Company HQ is housed in a re-purposed grain store, some cow sheds and a dairy building at Green Farm in Barton-le-Willows where, these days – thanks to Joff and his dedication to ecology – wildflower meadows flourish. “The place is alive with wildlife,” he says, contentedly. And, after more than 20 years, these hedgerows are still where the team get inspiration for their gins.

“To qualify as London Dry Gin, the base alcohol must include four botanicals: juniper berries, coriander, orris root and angelica,” says Joff. “But after that, anything goes, so we love to experiment with foraged botanicals such as rosehip, wildflower hay, nettle leaf and elderflower, to add more complex, interesting flavours. We make up batches of distillates flavoured by different botanicals, then Ian – our head distiller – blends them,” says Joff. “It’s a lot of fun sampling different flavour profiles, and when we landed on the blend for Asda’s Extra Special Botanical London Dry Gin, we knew we had a winner on our hands.

“On top of the basic botanicals, we added crab apple and gorse. It’s the first time we’ve used gorse, and it’s a revelation. Anyone who’s walked near gorse bushes will have noticed the coconutty aroma that its yellow flowers give off. Its needles give a clean, green, pine-like flavour too, which is perfect for Christmas.”

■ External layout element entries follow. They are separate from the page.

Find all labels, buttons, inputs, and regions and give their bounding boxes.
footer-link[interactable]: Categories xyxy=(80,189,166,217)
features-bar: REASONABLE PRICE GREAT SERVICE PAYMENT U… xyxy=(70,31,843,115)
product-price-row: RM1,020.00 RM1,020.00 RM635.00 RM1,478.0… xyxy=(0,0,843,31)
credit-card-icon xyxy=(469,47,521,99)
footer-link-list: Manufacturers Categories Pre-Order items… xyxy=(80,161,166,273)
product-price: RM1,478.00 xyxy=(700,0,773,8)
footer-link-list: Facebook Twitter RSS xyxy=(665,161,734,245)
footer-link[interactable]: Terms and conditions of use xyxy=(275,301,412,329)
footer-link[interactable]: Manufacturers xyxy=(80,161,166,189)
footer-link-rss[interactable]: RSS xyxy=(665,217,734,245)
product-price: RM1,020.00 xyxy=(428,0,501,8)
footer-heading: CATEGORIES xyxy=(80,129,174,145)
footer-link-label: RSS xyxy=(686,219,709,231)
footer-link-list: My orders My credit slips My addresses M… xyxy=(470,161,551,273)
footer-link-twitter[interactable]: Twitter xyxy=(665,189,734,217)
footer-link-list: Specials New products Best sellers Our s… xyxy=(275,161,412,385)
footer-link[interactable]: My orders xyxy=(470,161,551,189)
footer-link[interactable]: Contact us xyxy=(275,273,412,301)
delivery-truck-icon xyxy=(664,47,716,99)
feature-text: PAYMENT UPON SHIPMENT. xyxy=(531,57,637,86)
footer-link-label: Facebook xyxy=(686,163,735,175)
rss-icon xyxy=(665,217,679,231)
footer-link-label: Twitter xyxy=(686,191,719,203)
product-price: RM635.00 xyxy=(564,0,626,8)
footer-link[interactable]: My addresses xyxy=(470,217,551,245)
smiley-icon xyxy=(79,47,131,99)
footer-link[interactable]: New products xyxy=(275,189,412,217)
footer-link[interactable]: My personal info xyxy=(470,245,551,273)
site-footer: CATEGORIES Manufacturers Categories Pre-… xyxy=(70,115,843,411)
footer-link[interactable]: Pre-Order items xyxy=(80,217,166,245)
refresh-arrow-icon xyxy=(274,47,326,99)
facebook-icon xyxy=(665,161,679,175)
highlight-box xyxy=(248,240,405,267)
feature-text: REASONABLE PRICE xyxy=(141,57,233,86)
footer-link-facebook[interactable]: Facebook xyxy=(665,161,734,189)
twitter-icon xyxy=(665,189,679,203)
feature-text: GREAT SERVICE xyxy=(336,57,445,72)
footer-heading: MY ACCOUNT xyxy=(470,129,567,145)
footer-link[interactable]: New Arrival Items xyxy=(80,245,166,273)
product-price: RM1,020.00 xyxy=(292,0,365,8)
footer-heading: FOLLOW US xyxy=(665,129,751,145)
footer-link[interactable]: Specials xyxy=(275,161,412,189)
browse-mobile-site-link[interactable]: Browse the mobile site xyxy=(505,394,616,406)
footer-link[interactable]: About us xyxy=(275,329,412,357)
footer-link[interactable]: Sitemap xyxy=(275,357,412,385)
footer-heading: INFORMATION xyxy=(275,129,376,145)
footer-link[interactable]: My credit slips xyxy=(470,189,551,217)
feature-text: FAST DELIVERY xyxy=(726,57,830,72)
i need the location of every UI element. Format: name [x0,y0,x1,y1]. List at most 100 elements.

The still the team uses to produce this drink isn’t your average piece of gin-making gear. It’s a high-tech machine, specially designed with sustainability in mind. “Instead of a traditional copper still we use a state-of- the-art iStill,” explains Joff. “Because of its design, insulation and controls, it only uses 20% of the energy of a traditional version. To me, that makes it a thing of beauty.”

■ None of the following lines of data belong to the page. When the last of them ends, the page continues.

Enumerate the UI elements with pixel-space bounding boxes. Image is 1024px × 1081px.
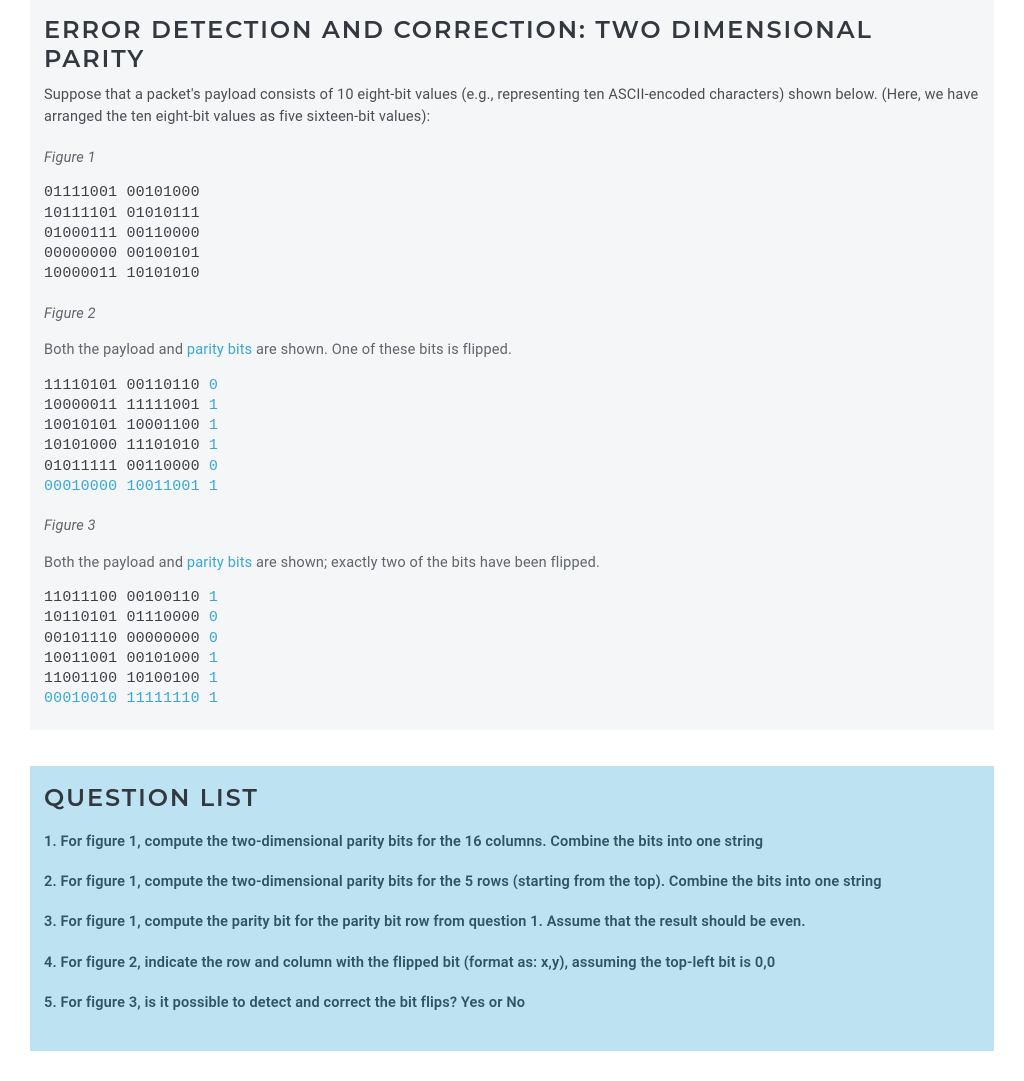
parity-bit: 0	[209, 458, 218, 475]
figure3-intro: Both the payload and parity bits are sho…	[44, 552, 980, 574]
data-row: 00101110 00000000	[44, 630, 200, 647]
parity-bits-link[interactable]: parity bits	[187, 554, 252, 571]
parity-bits-link[interactable]: parity bits	[187, 341, 252, 358]
data-row: 10000011 10101010	[44, 265, 200, 282]
figure2-caption: Figure 2	[44, 303, 980, 325]
figure2-data: 11110101 00110110 0 10000011 11111001 1 …	[44, 376, 980, 498]
question-list: 1. For figure 1, compute the two-dimensi…	[44, 831, 980, 1015]
parity-bit: 0	[209, 609, 218, 626]
parity-bit: 0	[209, 630, 218, 647]
data-row: 01000111 00110000	[44, 225, 200, 242]
question-item: 1. For figure 1, compute the two-dimensi…	[44, 831, 980, 853]
data-row: 00000000 00100101	[44, 245, 200, 262]
parity-bit: 1	[209, 589, 218, 606]
data-row: 10110101 01110000	[44, 609, 200, 626]
figure3-caption: Figure 3	[44, 515, 980, 537]
data-row: 11001100 10100100	[44, 670, 200, 687]
figure2-intro-pre: Both the payload and	[44, 341, 187, 358]
question-list-panel: QUESTION LIST 1. For figure 1, compute t…	[30, 766, 994, 1051]
figure3-intro-pre: Both the payload and	[44, 554, 187, 571]
parity-row: 00010000 10011001 1	[44, 478, 218, 495]
data-row: 11110101 00110110	[44, 377, 200, 394]
question-item: 2. For figure 1, compute the two-dimensi…	[44, 871, 980, 893]
data-row: 01111001 00101000	[44, 184, 200, 201]
parity-bit: 1	[209, 417, 218, 434]
figure2-intro-post: are shown. One of these bits is flipped.	[252, 341, 512, 358]
data-row: 11011100 00100110	[44, 589, 200, 606]
data-row: 01011111 00110000	[44, 458, 200, 475]
description-text: Suppose that a packet's payload consists…	[44, 84, 980, 129]
data-row: 10000011 11111001	[44, 397, 200, 414]
question-item: 3. For figure 1, compute the parity bit …	[44, 911, 980, 933]
data-row: 10101000 11101010	[44, 437, 200, 454]
parity-bit: 1	[209, 650, 218, 667]
figure2-intro: Both the payload and parity bits are sho…	[44, 339, 980, 361]
figure1-data: 01111001 00101000 10111101 01010111 0100…	[44, 183, 980, 284]
page-title: ERROR DETECTION AND CORRECTION: TWO DIME…	[44, 16, 980, 74]
parity-bit: 1	[209, 397, 218, 414]
figure3-data: 11011100 00100110 1 10110101 01110000 0 …	[44, 588, 980, 710]
parity-row: 00010010 11111110 1	[44, 690, 218, 707]
question-list-title: QUESTION LIST	[44, 784, 980, 813]
figure1-caption: Figure 1	[44, 147, 980, 169]
figure3-intro-post: are shown; exactly two of the bits have …	[252, 554, 600, 571]
main-panel: ERROR DETECTION AND CORRECTION: TWO DIME…	[30, 0, 994, 730]
data-row: 10010101 10001100	[44, 417, 200, 434]
parity-bit: 1	[209, 670, 218, 687]
question-item: 4. For figure 2, indicate the row and co…	[44, 952, 980, 974]
data-row: 10011001 00101000	[44, 650, 200, 667]
question-item: 5. For figure 3, is it possible to detec…	[44, 992, 980, 1014]
parity-bit: 1	[209, 437, 218, 454]
parity-bit: 0	[209, 377, 218, 394]
data-row: 10111101 01010111	[44, 205, 200, 222]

While you might think that making gin for a living would be like working in a sweet shop – a case of too much of a good thing – Joff still enjoys a glass most evenings, and has a favourite serving method…

“To serve the new gin that we’ve made for Asda, I like to pour it over lots of ice, top up with Indian tonic water (regular or low-sugar works) and garnish with a slice of crisp apple. Absolutely delicious.”



Joff's own recipe

CLASSIC NEGRONI

Serves 1 Ready in 5 mins

Pour 25ml Asda Extra Special Botanical London Dry Gin, 25ml Vermouth Rosso, 25ml Campari and a handful of ice cubes into a jug. Stir the mixture until the outside of the jug feels cold. Strain into a glass and add fresh ice. Garnish with a slice of orange.


classic negroni
rosemary gin fizz
ROSEMARY GIN FIZZ

Serves 1 Ready in 10 mins, plus steeping

Pour 25ml lime juice into a shaker with 1 tbsp of rosemary syrup and 50ml Asda Extra Special Botanical London Dry Gin. Add a handful of ice cubes and shake for 10 secs. Strain into a tall glass over ice and top with 100ml sparkling water. Garnish with a fresh sprig of rosemary and wedge of lime.

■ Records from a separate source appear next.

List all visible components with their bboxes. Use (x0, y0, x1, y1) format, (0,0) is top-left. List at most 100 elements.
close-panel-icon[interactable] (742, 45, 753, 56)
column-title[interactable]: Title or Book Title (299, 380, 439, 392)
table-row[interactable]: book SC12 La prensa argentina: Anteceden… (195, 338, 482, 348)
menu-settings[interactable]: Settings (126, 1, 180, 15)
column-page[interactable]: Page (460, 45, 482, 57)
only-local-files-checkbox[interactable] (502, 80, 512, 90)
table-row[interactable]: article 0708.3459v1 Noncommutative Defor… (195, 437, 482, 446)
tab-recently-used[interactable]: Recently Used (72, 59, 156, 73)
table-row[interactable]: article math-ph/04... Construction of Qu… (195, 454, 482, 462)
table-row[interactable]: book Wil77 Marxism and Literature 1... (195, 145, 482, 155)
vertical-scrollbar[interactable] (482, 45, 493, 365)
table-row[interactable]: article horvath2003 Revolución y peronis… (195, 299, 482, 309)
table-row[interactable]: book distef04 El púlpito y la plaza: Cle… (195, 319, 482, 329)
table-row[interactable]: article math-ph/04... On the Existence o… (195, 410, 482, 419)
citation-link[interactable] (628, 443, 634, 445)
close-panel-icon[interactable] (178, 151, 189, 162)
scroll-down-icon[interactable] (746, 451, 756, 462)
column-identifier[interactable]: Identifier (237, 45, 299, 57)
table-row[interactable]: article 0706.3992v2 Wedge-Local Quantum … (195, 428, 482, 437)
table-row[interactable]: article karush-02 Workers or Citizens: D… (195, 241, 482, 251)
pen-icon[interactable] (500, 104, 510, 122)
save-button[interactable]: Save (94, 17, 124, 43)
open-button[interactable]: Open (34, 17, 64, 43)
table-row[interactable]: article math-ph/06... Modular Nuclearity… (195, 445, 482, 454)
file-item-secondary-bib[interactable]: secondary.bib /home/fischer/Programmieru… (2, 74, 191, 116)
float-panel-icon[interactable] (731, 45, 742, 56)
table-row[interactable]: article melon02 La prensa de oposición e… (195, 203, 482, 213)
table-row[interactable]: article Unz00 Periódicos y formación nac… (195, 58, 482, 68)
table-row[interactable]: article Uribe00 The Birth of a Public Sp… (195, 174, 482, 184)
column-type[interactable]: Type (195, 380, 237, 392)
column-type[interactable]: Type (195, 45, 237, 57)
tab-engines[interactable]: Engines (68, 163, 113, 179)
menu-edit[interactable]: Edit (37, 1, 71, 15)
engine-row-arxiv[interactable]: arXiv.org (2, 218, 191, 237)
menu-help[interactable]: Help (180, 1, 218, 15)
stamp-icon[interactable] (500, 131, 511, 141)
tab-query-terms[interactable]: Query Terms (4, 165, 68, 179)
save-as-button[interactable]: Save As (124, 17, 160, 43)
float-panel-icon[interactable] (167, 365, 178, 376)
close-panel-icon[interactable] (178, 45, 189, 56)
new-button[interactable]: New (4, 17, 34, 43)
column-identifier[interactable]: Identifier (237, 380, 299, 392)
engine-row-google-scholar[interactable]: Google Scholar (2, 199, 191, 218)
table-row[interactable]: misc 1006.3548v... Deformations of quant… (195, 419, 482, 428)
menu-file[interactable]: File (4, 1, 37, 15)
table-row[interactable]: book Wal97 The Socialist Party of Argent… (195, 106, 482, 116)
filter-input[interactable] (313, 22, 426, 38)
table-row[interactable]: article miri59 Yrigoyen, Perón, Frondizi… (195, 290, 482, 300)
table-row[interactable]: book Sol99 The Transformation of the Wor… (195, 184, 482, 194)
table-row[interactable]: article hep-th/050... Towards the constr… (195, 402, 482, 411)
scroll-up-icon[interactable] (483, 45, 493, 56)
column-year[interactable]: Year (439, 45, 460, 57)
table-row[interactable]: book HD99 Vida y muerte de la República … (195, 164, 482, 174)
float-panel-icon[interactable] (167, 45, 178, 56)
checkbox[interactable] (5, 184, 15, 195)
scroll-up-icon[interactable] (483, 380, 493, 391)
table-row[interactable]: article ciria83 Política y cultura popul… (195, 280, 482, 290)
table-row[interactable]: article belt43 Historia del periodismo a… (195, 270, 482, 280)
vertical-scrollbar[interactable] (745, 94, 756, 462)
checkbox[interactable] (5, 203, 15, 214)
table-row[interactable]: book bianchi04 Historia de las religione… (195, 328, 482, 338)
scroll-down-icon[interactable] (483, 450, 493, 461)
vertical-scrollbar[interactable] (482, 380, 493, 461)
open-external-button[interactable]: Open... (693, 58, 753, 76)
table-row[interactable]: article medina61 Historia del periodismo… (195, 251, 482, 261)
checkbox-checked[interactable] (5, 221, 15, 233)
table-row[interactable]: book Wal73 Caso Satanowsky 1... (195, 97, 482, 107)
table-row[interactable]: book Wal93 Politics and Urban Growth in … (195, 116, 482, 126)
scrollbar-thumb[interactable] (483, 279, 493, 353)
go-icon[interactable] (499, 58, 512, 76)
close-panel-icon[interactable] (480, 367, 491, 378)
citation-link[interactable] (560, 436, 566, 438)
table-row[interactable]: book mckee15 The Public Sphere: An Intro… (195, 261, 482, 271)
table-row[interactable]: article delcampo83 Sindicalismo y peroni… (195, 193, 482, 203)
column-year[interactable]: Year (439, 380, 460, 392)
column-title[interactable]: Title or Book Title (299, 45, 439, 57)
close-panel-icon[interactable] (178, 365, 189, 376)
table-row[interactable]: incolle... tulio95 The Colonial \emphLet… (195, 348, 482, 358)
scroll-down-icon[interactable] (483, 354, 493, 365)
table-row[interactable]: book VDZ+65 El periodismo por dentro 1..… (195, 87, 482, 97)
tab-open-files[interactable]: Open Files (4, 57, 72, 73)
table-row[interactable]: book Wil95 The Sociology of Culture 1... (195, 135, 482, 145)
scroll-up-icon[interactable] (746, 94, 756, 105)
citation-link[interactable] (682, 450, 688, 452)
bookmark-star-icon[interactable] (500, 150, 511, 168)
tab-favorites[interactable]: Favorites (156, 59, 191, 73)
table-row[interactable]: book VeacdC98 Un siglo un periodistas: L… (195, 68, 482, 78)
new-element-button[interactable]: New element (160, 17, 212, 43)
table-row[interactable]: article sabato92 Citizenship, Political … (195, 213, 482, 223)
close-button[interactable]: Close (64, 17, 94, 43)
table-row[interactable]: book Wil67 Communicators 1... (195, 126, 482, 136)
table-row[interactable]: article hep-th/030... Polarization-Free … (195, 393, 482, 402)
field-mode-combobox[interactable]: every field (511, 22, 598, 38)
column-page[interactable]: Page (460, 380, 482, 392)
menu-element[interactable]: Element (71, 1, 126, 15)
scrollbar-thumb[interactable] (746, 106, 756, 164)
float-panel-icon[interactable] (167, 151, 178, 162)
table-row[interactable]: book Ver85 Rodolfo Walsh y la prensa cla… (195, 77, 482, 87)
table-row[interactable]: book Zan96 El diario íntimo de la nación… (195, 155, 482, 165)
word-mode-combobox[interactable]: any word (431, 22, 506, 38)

HOW TO MAKE ROSEMARY SYRUP

Simmer 100g granulated sugar in a small pan with 100ml water until the sugar has dissolved. Add 3 sprigs of rosemary and take off the heat. Leave to infuse until cool, strain into a bottle and store in the fridge for up to three days.


CRANBERRY GIN SPARKLE

Serves 1 Ready in 5 mins

In a cocktail shaker, stir together 1 heaped tsp Asda Extra Special Cranberry Sauce with Ruby Port with 50ml Asda Extra Special Botanical London Dry Gin until smooth. Add 25ml lemon juice and a handful of ice cubes. Shake until the outside of the shaker feels very cold then fine strain into a Champagne flute or coupe. Top with chilled Prosecco and garnish with frozen cranberries or redcurrants.


cranberry gin sparkle
festive hazelnut cream
FESTIVE HAZELNUT CREAM

Serves 1 Ready in 10 mins

Spread 1tbsp chopped hazelnuts onto a board and chop into fine pieces. Brush a little hazelnut chocolate spread around the rim of a tumbler then dip into the nuts so they stick. In a large jug, stir together 1tsp hazelnut chocolate spread and 25ml Asda Extra Special Botanical London Dry Gin until smooth. Add 50ml Irish cream liqueur, 1tbsp double cream and a generous handful of ice cubes. Stir until the outside of the jug feels really cold and then strain into your prepared glass with some fresh ice to serve.